What surprises you about them is how there they are, how they always seem to be ready to reply to you no matter the time of day, and how easily you get used to seeing something from them every time you open up social media. It’s embarrassingly quick and easy how they become the only person to have seen you at all hours of your functioning, from wide awake and alert in the middle of the day to terrifyingly groggy at the crack of dawn. You think that it only lets them in to you more, only strengthens the nearly Pavlovian response you have when you get a notification.
(The strength of your response borders on sad, really, but the small messages you read - and the consequent smile that lights up your face - is worth all of the embarrassing signs you might be displaying.)
You’re surprised at how hard it is to live without them, without that constant little ding that signifies a message. How much time has passed since you’ve met them, you’re not really sure, because all you can remember is every waking hour tinged with their presence. You even tried to be without them once; some internal voice had screamed at you not to rely something you couldn’t actually have, and the result had been an empty, anxious cavity in your chest , the knowledge of your non-response weighting on your emotions like nothing had ever before. The feeling surprises you, and you’re sure of one thing: that you never want to feel it again.
Perhaps what surprises you the most is how at home you feel, how they become your cocoon during the space-like hours of one in the morning, when your room is just a little too big for one person and you’re feeling just a little too inconsequential to the world. How easily they weave themselves into the quiet moments of sunset, springs and soft songs set to the city originally meant just for you. It’s a little scary, really, how images and visions you had once only imagined yourself in stretch easily to accommodate them, and for a minute, you fight it (after all, it’s what you’ve been dreaming of for years) but eventually lose to tempting possibility. For once, you are not alone, and it is because of them that you’ve come to this surprising state of existence.

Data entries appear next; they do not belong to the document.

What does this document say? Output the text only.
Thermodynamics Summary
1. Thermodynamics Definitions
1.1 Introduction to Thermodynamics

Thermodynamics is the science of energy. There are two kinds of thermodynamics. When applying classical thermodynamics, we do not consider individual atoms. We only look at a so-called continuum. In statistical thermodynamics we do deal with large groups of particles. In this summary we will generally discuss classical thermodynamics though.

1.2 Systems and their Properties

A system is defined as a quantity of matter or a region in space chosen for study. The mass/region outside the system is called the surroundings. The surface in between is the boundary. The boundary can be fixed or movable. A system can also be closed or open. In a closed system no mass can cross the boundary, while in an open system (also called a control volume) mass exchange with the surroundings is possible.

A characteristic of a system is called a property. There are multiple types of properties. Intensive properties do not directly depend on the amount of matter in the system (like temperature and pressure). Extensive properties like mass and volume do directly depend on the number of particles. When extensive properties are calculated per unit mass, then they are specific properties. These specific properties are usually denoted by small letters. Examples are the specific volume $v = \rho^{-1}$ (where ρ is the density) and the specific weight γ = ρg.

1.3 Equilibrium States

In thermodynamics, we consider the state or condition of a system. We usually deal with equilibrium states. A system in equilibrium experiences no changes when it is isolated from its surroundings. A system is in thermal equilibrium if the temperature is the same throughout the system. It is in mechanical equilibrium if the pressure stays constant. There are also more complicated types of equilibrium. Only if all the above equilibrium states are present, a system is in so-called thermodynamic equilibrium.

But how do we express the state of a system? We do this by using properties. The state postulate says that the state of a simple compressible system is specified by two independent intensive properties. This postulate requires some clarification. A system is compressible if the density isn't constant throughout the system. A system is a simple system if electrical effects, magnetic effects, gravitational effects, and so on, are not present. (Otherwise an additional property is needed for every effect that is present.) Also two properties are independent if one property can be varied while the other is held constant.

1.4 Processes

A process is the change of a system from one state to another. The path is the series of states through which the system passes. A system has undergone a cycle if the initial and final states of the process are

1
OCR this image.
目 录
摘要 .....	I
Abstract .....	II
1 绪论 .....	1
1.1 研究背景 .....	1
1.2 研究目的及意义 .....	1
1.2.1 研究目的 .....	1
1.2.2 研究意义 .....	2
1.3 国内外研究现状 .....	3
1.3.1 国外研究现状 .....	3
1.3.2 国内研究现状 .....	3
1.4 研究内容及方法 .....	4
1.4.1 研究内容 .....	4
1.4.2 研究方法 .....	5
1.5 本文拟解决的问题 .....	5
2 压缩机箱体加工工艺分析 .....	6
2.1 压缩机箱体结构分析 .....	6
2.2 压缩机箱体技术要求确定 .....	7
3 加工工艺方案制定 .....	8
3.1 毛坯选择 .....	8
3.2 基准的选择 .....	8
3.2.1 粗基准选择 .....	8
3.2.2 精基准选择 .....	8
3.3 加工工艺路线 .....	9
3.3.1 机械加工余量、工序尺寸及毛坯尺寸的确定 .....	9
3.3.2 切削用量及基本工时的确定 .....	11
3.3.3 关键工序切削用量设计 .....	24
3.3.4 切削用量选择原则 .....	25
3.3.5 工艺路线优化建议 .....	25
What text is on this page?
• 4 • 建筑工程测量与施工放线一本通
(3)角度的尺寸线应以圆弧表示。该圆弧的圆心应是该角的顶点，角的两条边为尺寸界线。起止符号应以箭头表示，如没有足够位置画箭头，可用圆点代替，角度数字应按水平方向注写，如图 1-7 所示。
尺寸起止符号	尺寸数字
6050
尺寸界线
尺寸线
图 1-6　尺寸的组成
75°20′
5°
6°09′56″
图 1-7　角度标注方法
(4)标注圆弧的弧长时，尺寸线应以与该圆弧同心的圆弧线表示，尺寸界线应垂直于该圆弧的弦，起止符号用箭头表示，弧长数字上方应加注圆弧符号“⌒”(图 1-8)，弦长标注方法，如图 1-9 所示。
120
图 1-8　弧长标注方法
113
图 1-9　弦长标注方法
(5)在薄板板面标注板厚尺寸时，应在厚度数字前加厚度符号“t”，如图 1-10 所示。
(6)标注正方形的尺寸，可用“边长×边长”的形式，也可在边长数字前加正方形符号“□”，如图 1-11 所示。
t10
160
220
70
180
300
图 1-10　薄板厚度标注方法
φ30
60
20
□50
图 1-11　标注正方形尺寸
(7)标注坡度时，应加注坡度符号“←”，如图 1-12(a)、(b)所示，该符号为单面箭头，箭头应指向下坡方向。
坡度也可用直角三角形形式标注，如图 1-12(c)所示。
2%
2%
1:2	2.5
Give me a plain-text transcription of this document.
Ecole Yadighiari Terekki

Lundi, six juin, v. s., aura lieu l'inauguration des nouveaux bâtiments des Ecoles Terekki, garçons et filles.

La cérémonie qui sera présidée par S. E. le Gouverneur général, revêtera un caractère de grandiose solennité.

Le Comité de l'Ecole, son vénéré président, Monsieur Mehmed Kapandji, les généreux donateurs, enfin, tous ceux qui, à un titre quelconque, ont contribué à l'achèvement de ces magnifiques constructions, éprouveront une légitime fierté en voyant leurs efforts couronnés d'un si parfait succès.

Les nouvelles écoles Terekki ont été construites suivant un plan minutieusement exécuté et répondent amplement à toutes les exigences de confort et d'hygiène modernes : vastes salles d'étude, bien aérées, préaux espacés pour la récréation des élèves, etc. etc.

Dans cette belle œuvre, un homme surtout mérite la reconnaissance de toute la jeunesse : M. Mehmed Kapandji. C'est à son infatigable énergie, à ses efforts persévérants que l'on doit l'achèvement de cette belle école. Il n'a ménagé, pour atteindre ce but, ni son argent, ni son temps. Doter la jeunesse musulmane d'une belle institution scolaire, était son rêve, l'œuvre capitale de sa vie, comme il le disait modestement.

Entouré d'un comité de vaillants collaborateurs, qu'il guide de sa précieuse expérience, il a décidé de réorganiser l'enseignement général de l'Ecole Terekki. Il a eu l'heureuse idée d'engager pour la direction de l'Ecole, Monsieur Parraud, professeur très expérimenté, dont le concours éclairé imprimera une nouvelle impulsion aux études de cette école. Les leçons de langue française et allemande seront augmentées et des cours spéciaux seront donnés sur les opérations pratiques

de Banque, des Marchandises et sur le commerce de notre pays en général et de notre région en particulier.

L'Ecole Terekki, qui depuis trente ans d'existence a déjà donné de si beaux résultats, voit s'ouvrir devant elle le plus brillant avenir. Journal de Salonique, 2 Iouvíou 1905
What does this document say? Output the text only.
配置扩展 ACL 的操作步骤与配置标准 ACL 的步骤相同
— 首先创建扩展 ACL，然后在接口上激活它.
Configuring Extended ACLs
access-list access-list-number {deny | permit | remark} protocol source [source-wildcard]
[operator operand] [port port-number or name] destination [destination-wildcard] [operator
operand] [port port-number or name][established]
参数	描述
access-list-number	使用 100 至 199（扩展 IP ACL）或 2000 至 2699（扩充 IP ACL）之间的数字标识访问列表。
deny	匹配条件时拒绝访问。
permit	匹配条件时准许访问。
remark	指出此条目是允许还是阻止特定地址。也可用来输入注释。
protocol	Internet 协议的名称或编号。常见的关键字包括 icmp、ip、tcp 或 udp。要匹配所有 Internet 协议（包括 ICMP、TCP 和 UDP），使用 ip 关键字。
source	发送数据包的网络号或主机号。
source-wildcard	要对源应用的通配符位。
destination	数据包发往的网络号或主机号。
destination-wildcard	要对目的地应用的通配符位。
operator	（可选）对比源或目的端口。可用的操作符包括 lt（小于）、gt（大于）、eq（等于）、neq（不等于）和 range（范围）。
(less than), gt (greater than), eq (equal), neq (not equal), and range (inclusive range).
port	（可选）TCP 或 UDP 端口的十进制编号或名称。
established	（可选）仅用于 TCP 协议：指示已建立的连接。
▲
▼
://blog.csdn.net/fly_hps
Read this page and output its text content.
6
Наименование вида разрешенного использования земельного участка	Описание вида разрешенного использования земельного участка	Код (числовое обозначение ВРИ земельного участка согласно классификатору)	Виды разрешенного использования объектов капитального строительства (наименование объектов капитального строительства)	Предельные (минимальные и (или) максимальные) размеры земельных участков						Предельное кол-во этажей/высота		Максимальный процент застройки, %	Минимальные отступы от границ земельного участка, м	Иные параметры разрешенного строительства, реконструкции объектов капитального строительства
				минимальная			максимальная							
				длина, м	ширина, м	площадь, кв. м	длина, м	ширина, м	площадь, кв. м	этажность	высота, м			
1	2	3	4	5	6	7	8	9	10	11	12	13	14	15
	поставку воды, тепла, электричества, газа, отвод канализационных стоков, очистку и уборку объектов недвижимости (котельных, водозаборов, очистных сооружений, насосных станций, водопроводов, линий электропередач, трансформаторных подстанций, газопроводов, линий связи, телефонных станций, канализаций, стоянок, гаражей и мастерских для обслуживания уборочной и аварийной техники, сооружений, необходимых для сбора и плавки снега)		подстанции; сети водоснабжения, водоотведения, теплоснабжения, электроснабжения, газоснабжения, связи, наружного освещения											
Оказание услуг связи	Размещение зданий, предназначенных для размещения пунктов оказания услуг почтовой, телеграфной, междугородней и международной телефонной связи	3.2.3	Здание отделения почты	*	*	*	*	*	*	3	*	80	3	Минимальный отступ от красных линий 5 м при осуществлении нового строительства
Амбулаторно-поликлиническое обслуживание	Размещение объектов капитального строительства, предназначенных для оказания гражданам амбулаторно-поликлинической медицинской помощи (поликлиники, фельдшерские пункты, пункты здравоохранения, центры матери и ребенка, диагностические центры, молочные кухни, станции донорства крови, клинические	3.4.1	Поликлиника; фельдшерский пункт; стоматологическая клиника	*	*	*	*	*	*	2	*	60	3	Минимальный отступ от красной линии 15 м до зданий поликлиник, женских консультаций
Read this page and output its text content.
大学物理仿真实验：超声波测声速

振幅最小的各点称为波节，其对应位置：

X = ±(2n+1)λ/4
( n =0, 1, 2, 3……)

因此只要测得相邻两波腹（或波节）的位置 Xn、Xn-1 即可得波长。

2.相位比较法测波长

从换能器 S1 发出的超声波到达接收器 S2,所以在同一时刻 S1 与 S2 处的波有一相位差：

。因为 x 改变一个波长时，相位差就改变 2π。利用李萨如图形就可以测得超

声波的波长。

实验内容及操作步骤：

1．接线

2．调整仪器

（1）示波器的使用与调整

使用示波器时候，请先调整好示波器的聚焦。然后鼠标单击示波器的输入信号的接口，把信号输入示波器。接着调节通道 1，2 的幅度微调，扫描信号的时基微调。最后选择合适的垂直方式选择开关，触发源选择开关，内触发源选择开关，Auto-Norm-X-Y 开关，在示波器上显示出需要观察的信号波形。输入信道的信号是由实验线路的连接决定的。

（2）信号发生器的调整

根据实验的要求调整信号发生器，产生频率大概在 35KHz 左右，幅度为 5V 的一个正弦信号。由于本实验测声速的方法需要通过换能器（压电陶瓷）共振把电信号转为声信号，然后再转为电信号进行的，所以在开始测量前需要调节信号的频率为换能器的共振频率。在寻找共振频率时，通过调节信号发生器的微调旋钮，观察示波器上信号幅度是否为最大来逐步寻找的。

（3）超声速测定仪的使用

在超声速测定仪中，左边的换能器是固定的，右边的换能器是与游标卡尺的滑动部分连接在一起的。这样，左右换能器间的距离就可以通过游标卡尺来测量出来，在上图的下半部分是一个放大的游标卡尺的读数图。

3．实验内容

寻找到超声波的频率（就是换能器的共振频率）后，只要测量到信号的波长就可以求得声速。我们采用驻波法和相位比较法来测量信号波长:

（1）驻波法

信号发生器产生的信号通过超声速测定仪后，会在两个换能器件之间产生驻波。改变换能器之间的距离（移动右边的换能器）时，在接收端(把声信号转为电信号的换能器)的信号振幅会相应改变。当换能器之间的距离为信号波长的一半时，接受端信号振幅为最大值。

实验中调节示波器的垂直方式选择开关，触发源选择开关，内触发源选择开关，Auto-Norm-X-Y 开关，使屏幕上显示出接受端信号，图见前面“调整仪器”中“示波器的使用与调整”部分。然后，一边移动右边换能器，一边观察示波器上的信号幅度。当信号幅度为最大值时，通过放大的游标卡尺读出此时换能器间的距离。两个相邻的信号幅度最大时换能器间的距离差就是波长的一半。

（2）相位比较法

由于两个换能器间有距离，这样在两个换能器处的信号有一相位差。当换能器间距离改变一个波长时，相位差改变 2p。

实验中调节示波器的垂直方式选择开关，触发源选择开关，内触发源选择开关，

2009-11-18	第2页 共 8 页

Granted, the internet is still plenty dangerous. More now than ever, predators skulk the web, looking for their next victim naive enough to fall into their trap. It’s good reason to follow the golden rule of the internet: if you don’t know them, don’t talk to them at all. But you are a master of logic and self-control. Today’s social media circle has made it easier than ever to hide yourself behind a fake identity. Use that to your advantage, and perhaps put yourself out there. After all, you never know who’s waiting for you out there.